Wednesday, March 17, 2004

St. Patrick's Day

Today's answer is: Paris. And today's question is: Where were the pictures taken? Mrs. Linklater went to Paris for the first time with her younger daughter. The chandelier and beautiful stained glass [Picture No. One] are in the lobby of the beaux arts hotel they stayed in.  Her daughter went to France on business.  Mrs. Linklater tagged along. Her friend, Karen, invited them up to her Rue de Rivoli apartment [Picture No. Two]. She was a Givenchy model years ago. Now she sings Tom Waits songs in cozy French venues. Like Willie Nelson singing Frank Sinatra in reverse. Fancy address.  Fancier apartment. High ceilings.  Glorious details. Not a piece of formica in the place.  Or a dust bunny on the floor. Museum quality paintings abound -- all done by her friends. Mrs. Linklater's painter friends are doing woodwork and walls. They had some champagne and adjourned to a lovely restaurant, Market, for dinner. Karen is fluent in French. Mrs. Linklater's daughter gets by nicely.  Mrs. Linklater is totally pathetic. Three years in high school wasted. The next day the hotel bellboy found a cab with an English speaking driver to drive her around to all the notable places she'd only seen in pictures. The Eiffel Tower is enormous.  The Arc de Triomphe is enormous. The cobblestone street that surrounds the historic arch is fascinating.  In the US it would have been paved a century ago. The most elegant city Mrs. Linklater has ever seen. With creative cab drivers who will go up on the sidewalk on occasion. Been there. Done that. The third chandelier [Picture No. Three] was in the Paris hotel room. Mrs. Linklater even photographed the marble floor in the bathroom, the wonderful, intricately carved metal door handles, and the view from the eensy weensy terrace. Quelle tourist. 

Answer of the day

The answer of the day is: Pop Tarts. In fact, Mrs. Linklater believes that Pop Tarts are the answer to any question.  How did David Letterman father a child? Pop Tarts. Why did Digger Phelps pick Texas to win it all?  Pop Tarts. Why did we go to war in Iraq?  Pop Tarts.  Why do people eat over the sink?  Pop Tarts. What made me choose pictures of two college boys in drag?  Pop Tarts.

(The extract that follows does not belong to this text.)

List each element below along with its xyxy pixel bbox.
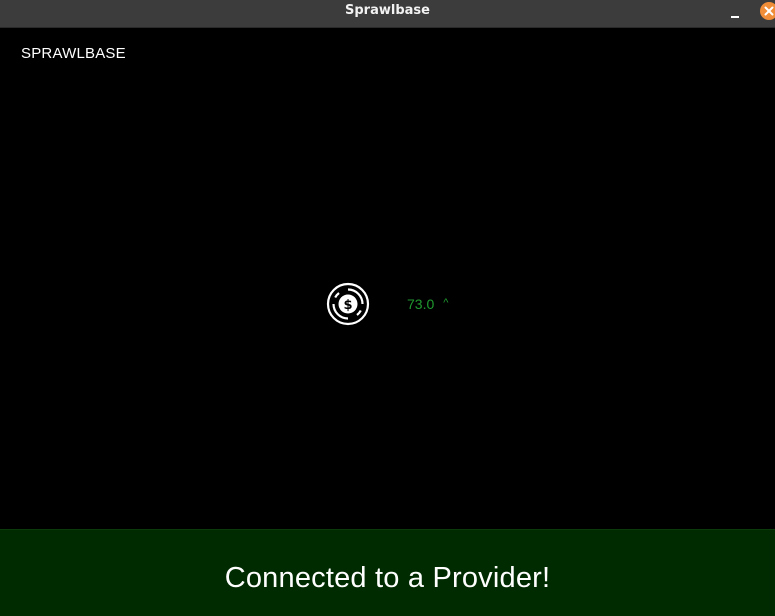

I was in a meeting this morning where they actually served Pop Tarts. I had never had one. So I tried the French Toast flavor. It tasted like French Toast. The syrup is inside, but it sits there and doesn't drip. I also tried the chocolate with those bright green pink and blue stars on top.  I would like to see if they glow under black light.

The experience got me to wondering about the sandwiches you could make with Pop Tarts.  Spread some Marshamallow Fluff and cherries in between. Or sliced bananas and peanut butter.  Cool whip and strawberries. Melted caramel and apple slices. I also wondered about mashed potatoes and peas, but got over it. What about Pop Tarts dipped in chocolate fondue? Or Pop Tart-Ka-Bobs? I smell Zantac.